Sentiment-Driven Financial Market Forecasting Using VADER and Machine Learning Models
Keywords:
sentiment analysis, VADER, machine learning, financial forecasting, News HeadlinesAbstract
This study develops a sentiment-augmented machine learning framework to enhance short-term financial market forecasting using textual and numerical information. News headlines sourced from the Financial News Market Events Dataset for NLP 2025 on Kaggle were processed using the Valence Aware Dictionary and sEntiment Reasoner (VADER) to obtain compound sentiment scores. These scores were integrated with market indicators, including trading volume, event impact level, and percentage index change, to construct a supervised learning dataset. Preliminary correlation analysis indicates that sentiment polarity is positively associated with market direction, suggesting that headline tone contains actionable signals relevant to investor behaviour.
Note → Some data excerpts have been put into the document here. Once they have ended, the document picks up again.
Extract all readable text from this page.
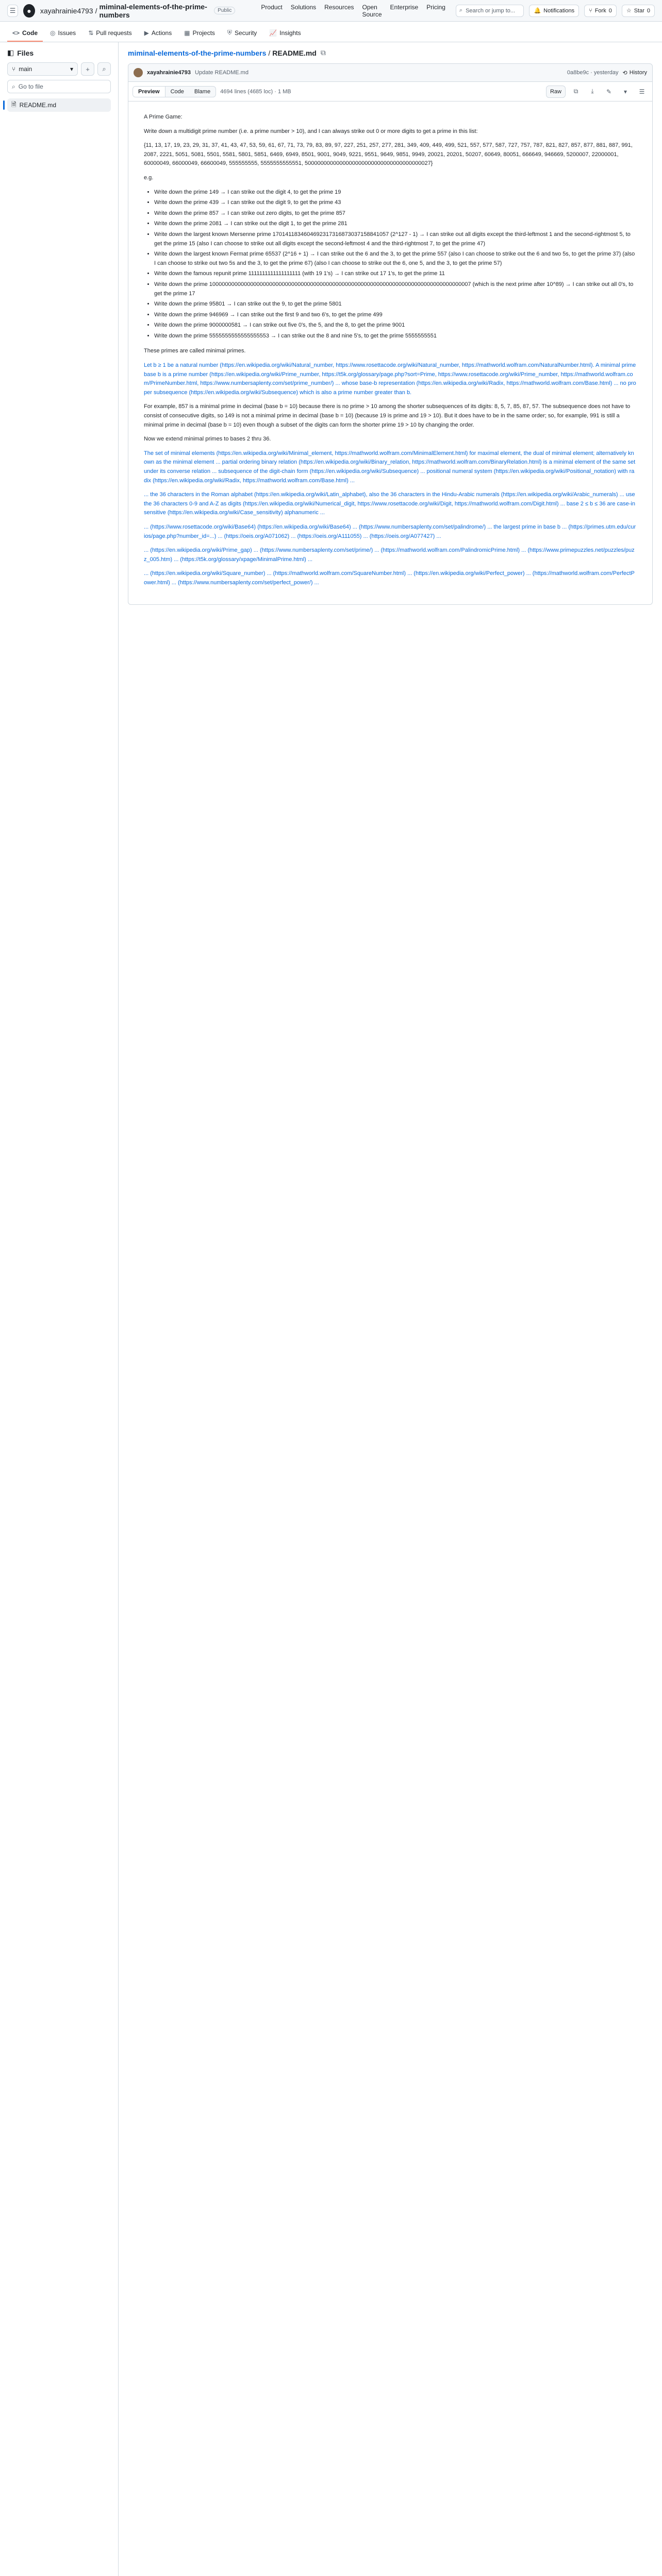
☰	●	xayahrainie4793 / miminal-elements-of-the-prime-numbers	Public	Product Solutions Resources Open Source
Enterprise Pricing ⌕ Search or jump to...	🔔 Notifications	⑂ Fork 0	☆ Star 0
<> Code ◎ Issues ⇅ Pull requests ▶ Actions ▦ Projects ⛨ Security 📈 Insights
◧ Files
⑂ main	▾	+	⌕
⌕ Go to file
🗎 README.md
miminal-elements-of-the-prime-numbers / README.md ⧉
xayahrainie4793 Update README.md	0a8be9c · yesterday ⟲ History
Preview	Code	Blame	4694 lines (4685 loc) · 1 MB	Raw	⧉	⤓	✎	▾	☰

A Prime Game:

Write down a multidigit prime number (i.e. a prime number > 10), and I can always strike out 0 or more digits to get a prime in this list:

{11, 13, 17, 19, 23, 29, 31, 37, 41, 43, 47, 53, 59, 61, 67, 71, 73, 79, 83, 89, 97, 227, 251, 257, 277, 281, 349, 409, 449, 499, 521, 557, 577, 587, 727, 757, 787, 821, 827, 857, 877, 881, 887, 991, 2087, 2221, 5051, 5081, 5501, 5581, 5801, 5851, 6469, 6949, 8501, 9001, 9049, 9221, 9551, 9649, 9851, 9949, 20021, 20201, 50207, 60649, 80051, 666649, 946669, 5200007, 22000001, 60000049, 66000049, 66600049, 555555555, 5555555555551, 5000000000000000000000000000000000000027}

e.g.

• Write down the prime 149 → I can strike out the digit 4, to get the prime 19
• Write down the prime 439 → I can strike out the digit 9, to get the prime 43
• Write down the prime 857 → I can strike out zero digits, to get the prime 857
• Write down the prime 2081 → I can strike out the digit 1, to get the prime 281
• Write down the largest known Mersenne prime 1701411834604692317316873037158841057 (2^127 - 1) → I can strike out all digits except the third-leftmost 1 and the second-rightmost 5, to get the prime 15 (also I can choose to strike out all digits except the second-leftmost 4 and the third-rightmost 7, to get the prime 47)
• Write down the largest known Fermat prime 65537 (2^16 + 1) → I can strike out the 6 and the 3, to get the prime 557 (also I can choose to strike out the 6 and two 5s, to get the prime 37) (also I can choose to strike out two 5s and the 3, to get the prime 67) (also I can choose to strike out the 6, one 5, and the 3, to get the prime 57)
• Write down the famous repunit prime 1111111111111111111 (with 19 1's) → I can strike out 17 1's, to get the prime 11
• Write down the prime 10000000000000000000000000000000000000000000000000000000000000000000000000000000007 (which is the next prime after 10^89) → I can strike out all 0's, to get the prime 17
• Write down the prime 95801 → I can strike out the 9, to get the prime 5801
• Write down the prime 946969 → I can strike out the first 9 and two 6's, to get the prime 499
• Write down the prime 9000000581 → I can strike out five 0's, the 5, and the 8, to get the prime 9001
• Write down the prime 5555555555555555553 → I can strike out the 8 and nine 5's, to get the prime 5555555551

These primes are called minimal primes.

Let b ≥ 1 be a natural number (https://en.wikipedia.org/wiki/Natural_number, https://www.rosettacode.org/wiki/Natural_number, https://mathworld.wolfram.com/NaturalNumber.html). A minimal prime base b is a prime number (https://en.wikipedia.org/wiki/Prime_number, https://t5k.org/glossary/page.php?sort=Prime, https://www.rosettacode.org/wiki/Prime_number, https://mathworld.wolfram.com/PrimeNumber.html, https://www.numbersaplenty.com/set/prime_number/) ... whose base-b representation (https://en.wikipedia.org/wiki/Radix, https://mathworld.wolfram.com/Base.html) ... no proper subsequence (https://en.wikipedia.org/wiki/Subsequence) which is also a prime number greater than b.

For example, 857 is a minimal prime in decimal (base b = 10) because there is no prime > 10 among the shorter subsequences of its digits: 8, 5, 7, 85, 87, 57. The subsequence does not have to consist of consecutive digits, so 149 is not a minimal prime in decimal (base b = 10) (because 19 is prime and 19 > 10). But it does have to be in the same order; so, for example, 991 is still a minimal prime in decimal (base b = 10) even though a subset of the digits can form the shorter prime 19 > 10 by changing the order.

Now we extend minimal primes to bases 2 thru 36.

The set of minimal elements (https://en.wikipedia.org/wiki/Minimal_element, https://mathworld.wolfram.com/MinimalElement.html) for maximal element, the dual of minimal element; alternatively known as the minimal element ... partial ordering binary relation (https://en.wikipedia.org/wiki/Binary_relation, https://mathworld.wolfram.com/BinaryRelation.html) is a minimal element of the same set under its converse relation ... subsequence of the digit-chain form (https://en.wikipedia.org/wiki/Subsequence) ... positional numeral system (https://en.wikipedia.org/wiki/Positional_notation) with radix (https://en.wikipedia.org/wiki/Radix, https://mathworld.wolfram.com/Base.html) ...

... the 36 characters in the Roman alphabet (https://en.wikipedia.org/wiki/Latin_alphabet), also the 36 characters in the Hindu-Arabic numerals (https://en.wikipedia.org/wiki/Arabic_numerals) ... use the 36 characters 0-9 and A-Z as digits (https://en.wikipedia.org/wiki/Numerical_digit, https://www.rosettacode.org/wiki/Digit, https://mathworld.wolfram.com/Digit.html) ... base 2 ≤ b ≤ 36 are case-insensitive (https://en.wikipedia.org/wiki/Case_sensitivity) alphanumeric ...

... (https://www.rosettacode.org/wiki/Base64) (https://en.wikipedia.org/wiki/Base64) ... (https://www.numbersaplenty.com/set/palindrome/) ... the largest prime in base b ... (https://primes.utm.edu/curios/page.php?number_id=...) ... (https://oeis.org/A071062) ... (https://oeis.org/A111055) ... (https://oeis.org/A077427) ...

... (https://en.wikipedia.org/wiki/Prime_gap) ... (https://www.numbersaplenty.com/set/prime/) ... (https://mathworld.wolfram.com/PalindromicPrime.html) ... (https://www.primepuzzles.net/puzzles/puzz_005.htm) ... (https://t5k.org/glossary/xpage/MinimalPrime.html) ...

... (https://en.wikipedia.org/wiki/Square_number) ... (https://mathworld.wolfram.com/SquareNumber.html) ... (https://en.wikipedia.org/wiki/Perfect_power) ... (https://mathworld.wolfram.com/PerfectPower.html) ... (https://www.numbersaplenty.com/set/perfect_power/) ...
To evaluate predictive performance, four machine learning algorithms which are Random Forest, Gradient Boosting, Support Vector Regression, and Long Short-Term Memory networks were trained and validated. Among the models tested, Random Forest achieved the strongest performance, producing an R² of 0.89 and a mean absolute error of 0.025. The LSTM model additionally captured sequential dependencies between news events and market responses, demonstrating the benefit of temporal modelling in sentiment-driven prediction tasks. Feature importance analysis further revealed that sentiment-derived variables contribute meaningfully alongside traditional numerical indicators. Overall, the findings demonstrate that incorporating transparent lexicon-based sentiment extraction within machine learning pipelines improves the accuracy and interpretability of short-horizon financial forecasting. The proposed framework provides a scalable foundation for future applications involving context-aware sentiment models, broader multi-market validation, and real-time decision-support systems.